Saya banyak meminumnya di lingkungan Masjid Al-Azhar, dan menjualnya secara terbuka di beberapa tempat, dan tidak ada seorang pun yang keberatan atau mengingkari meminumnya, padahal minuman ini terkenal di Makkah dan diminum di masjid yang sama dan masjid-masjid lainnya, sehingga tidak ada seorang pun dari kaum laki-laki atau orang lolkal yang bekerja tanpa kehadirannya."
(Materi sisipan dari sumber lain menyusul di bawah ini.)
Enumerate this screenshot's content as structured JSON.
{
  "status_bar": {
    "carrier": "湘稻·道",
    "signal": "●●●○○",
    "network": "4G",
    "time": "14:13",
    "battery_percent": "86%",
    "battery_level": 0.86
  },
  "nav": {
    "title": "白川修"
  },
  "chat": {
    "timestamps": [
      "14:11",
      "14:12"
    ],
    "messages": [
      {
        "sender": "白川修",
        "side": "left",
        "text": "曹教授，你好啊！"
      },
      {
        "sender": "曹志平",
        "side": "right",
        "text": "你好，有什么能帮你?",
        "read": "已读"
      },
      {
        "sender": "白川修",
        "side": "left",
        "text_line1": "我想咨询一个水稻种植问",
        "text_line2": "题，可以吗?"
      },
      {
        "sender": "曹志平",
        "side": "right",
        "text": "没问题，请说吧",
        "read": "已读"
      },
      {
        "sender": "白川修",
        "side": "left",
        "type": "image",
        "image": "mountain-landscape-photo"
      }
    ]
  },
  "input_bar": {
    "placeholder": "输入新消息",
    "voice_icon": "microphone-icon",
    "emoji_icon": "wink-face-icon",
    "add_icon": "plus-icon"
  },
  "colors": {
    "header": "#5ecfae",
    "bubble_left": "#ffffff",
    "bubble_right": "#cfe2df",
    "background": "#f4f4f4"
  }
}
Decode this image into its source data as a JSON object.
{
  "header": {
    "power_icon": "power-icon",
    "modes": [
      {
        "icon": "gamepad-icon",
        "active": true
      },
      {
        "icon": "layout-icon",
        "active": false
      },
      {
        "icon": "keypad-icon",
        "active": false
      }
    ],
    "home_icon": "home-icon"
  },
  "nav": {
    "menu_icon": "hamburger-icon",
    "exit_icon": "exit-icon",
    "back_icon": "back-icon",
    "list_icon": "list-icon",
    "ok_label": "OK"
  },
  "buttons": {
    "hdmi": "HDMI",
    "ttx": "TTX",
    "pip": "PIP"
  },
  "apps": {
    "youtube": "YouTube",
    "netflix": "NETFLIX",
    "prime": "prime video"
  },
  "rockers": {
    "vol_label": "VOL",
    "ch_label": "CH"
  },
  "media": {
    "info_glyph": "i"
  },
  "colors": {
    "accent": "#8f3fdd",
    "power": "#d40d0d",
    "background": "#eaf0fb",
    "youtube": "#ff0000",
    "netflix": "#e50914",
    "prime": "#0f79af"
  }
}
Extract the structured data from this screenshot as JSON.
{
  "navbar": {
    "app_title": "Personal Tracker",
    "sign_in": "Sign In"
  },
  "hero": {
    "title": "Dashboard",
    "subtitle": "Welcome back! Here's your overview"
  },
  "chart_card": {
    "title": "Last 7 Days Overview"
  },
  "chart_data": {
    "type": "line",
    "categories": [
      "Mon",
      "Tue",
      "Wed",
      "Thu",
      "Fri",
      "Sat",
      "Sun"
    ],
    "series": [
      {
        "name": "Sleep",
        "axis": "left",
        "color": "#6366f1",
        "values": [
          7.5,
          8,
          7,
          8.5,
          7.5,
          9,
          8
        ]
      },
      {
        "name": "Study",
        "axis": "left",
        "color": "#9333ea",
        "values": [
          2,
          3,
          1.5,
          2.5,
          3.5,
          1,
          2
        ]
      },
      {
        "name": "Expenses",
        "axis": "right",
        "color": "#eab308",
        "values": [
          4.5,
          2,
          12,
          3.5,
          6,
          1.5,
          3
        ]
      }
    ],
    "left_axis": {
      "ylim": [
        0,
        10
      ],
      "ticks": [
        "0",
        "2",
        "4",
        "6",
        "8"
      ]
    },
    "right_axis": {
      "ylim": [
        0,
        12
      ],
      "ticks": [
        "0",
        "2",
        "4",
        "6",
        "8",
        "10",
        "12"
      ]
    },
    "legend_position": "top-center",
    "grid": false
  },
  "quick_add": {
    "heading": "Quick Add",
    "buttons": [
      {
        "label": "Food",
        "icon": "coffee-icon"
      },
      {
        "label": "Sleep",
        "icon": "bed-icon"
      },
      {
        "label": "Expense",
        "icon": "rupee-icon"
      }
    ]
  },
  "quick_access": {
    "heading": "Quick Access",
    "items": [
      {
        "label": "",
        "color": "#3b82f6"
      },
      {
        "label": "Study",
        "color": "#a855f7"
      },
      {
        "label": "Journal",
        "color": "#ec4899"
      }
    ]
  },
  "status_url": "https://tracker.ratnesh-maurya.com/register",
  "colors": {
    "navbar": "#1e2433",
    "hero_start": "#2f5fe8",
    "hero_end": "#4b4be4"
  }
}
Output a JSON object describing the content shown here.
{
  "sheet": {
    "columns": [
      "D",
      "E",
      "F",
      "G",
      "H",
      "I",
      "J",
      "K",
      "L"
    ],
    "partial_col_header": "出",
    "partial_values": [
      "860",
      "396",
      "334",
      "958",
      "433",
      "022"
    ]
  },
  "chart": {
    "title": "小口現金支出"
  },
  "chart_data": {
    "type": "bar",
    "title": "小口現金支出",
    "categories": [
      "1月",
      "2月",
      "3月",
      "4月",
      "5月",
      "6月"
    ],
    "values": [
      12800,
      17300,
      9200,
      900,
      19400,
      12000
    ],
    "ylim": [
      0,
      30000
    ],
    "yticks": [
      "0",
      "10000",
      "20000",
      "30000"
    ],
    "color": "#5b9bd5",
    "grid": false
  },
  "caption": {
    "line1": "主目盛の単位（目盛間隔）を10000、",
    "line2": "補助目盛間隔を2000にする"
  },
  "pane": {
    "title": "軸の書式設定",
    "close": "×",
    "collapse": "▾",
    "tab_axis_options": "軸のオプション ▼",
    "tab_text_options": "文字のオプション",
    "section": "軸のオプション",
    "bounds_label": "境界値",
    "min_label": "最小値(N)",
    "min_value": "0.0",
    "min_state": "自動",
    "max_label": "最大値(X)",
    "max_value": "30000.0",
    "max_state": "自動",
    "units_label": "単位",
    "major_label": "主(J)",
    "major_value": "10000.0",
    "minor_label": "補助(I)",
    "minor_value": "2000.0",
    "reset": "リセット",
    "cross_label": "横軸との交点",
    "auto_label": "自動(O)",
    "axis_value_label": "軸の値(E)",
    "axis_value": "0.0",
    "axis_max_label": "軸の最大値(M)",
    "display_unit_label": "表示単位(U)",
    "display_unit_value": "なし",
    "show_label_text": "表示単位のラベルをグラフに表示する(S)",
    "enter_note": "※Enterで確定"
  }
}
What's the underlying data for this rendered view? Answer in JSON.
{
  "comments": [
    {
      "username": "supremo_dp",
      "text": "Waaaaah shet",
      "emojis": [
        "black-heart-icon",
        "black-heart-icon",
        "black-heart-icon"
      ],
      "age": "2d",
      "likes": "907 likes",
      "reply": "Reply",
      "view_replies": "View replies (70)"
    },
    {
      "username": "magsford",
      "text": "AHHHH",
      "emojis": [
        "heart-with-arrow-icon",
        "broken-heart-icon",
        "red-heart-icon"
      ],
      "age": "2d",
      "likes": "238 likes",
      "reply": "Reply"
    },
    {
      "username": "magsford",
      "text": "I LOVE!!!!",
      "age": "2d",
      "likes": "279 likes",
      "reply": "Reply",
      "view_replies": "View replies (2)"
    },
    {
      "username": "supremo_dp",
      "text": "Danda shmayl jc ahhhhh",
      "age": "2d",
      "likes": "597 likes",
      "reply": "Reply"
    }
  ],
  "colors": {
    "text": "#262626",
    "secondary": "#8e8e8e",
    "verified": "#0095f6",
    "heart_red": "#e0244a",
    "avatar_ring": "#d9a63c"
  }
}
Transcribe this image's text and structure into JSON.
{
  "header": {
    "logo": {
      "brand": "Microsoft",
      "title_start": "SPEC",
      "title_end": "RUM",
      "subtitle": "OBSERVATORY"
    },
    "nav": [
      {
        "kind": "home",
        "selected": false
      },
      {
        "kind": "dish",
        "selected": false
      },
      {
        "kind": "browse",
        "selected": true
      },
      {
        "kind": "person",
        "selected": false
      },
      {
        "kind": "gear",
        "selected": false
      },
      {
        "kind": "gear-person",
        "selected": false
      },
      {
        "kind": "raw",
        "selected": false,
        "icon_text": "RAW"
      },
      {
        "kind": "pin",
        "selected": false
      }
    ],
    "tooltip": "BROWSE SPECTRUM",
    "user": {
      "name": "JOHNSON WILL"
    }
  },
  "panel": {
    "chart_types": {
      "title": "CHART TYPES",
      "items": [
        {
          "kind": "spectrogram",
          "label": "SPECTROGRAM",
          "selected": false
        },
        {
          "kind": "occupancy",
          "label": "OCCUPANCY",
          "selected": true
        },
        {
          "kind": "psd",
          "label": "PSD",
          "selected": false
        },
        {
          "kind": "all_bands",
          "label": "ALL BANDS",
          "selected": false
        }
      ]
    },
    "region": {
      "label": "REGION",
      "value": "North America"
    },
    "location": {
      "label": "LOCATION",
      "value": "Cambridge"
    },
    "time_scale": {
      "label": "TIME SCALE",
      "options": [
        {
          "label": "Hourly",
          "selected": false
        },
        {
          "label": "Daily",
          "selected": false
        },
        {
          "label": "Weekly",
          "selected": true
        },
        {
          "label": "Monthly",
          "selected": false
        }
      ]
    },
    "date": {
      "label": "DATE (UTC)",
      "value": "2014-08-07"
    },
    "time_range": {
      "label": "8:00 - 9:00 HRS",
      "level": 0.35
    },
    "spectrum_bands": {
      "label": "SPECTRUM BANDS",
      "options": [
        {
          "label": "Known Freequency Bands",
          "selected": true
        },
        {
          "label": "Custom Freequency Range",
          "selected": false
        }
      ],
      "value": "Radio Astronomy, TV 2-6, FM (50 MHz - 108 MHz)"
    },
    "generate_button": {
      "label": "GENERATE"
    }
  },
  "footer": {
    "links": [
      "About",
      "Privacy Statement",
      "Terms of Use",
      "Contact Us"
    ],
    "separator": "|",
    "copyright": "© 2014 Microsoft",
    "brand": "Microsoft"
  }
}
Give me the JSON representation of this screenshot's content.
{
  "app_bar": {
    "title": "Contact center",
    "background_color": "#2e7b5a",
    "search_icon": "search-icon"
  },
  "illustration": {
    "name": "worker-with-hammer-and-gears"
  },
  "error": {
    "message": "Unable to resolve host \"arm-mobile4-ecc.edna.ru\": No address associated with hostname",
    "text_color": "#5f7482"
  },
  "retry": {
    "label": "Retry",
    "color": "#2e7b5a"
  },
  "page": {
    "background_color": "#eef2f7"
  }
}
Lalu muncul penolakan terhadap kopi di Makkah pada tahun 917 H
dan pelakunya adalah dua orang bersaudara yang terkenal dengan kebijaksanaannya, dan memiliki keutamaan dalam logika, ucapan dan pengobatan, dan mengklaim peringkat dalam fiqih.

Infografis Cara Seduh Kopi Tanpa Kurangi Khasiatnya - (Republika)

 

Mereka adalah dua orang yang melakukan perjalanan ke Mesir di akhir Dinasti Ghuri dan tinggal di sana sampai Sultan al-Muzaffar Salim Shah datang ke sana, dan dia membunuh mereka karena dituduh melakukan sesuatu yang Allah tahu kebenarannya.

Mereka dibantu oleh Syamsuddin al-Khatib, Kepala Hakim Sariuddin bin al-Shahnah, dan orang-orang lainnya. Syamsuddin al-Khatib menggoda Amir Khayr Bey Muammar - Pasha Makkah dan Muhtasibnya pada waktu itu - untuk menyingkirkan kopi dari pasar-pasar dan mencegah orang-orang meminumnya, dan mereka memutuskan bahwa kopi itu memiliki sifat-sifat yang buruk.

Untuk itu, mereka berusaha untuk mengajaknya bermusyawarah dengannya, dan mereka berbeda pendapat dengannya dalam masalah pengharamannya, dan mereka menulis sebuah catatan yang dibuat oleh Syamsuddin al-Khatib untuk mereka, dan mengirimkannya ke Mesir, dan mengirimkan pertanyaan yang dibuat oleh al-Hakimin dan al-Khatib, dan meminta keputusan Sultan untuk melarangnya di Makkah.

Ketika mereka meninggalkan majelis, Amir Khairul Bey menyerukan larangan meminumnya, dan memperketat larangan tersebut, sehingga ia menghukum sekelompok orang yang menjualnya, menekan tempat mereka, mengeluarkan apa yang ia temukan di dalamnya dari sekam kopi, dan membakarnya di tengah-tengah penjualan, sehingga ia kemudian dikeluarkan dari pasar meski orang-orang tetap meminumnya di rumah-rumah mereka untuk mencegah kemudharatannya, karena ia mendengar ada orang yang meminumnya, lalu ia menghukumnya dan mengepungnya di pasar-pasar.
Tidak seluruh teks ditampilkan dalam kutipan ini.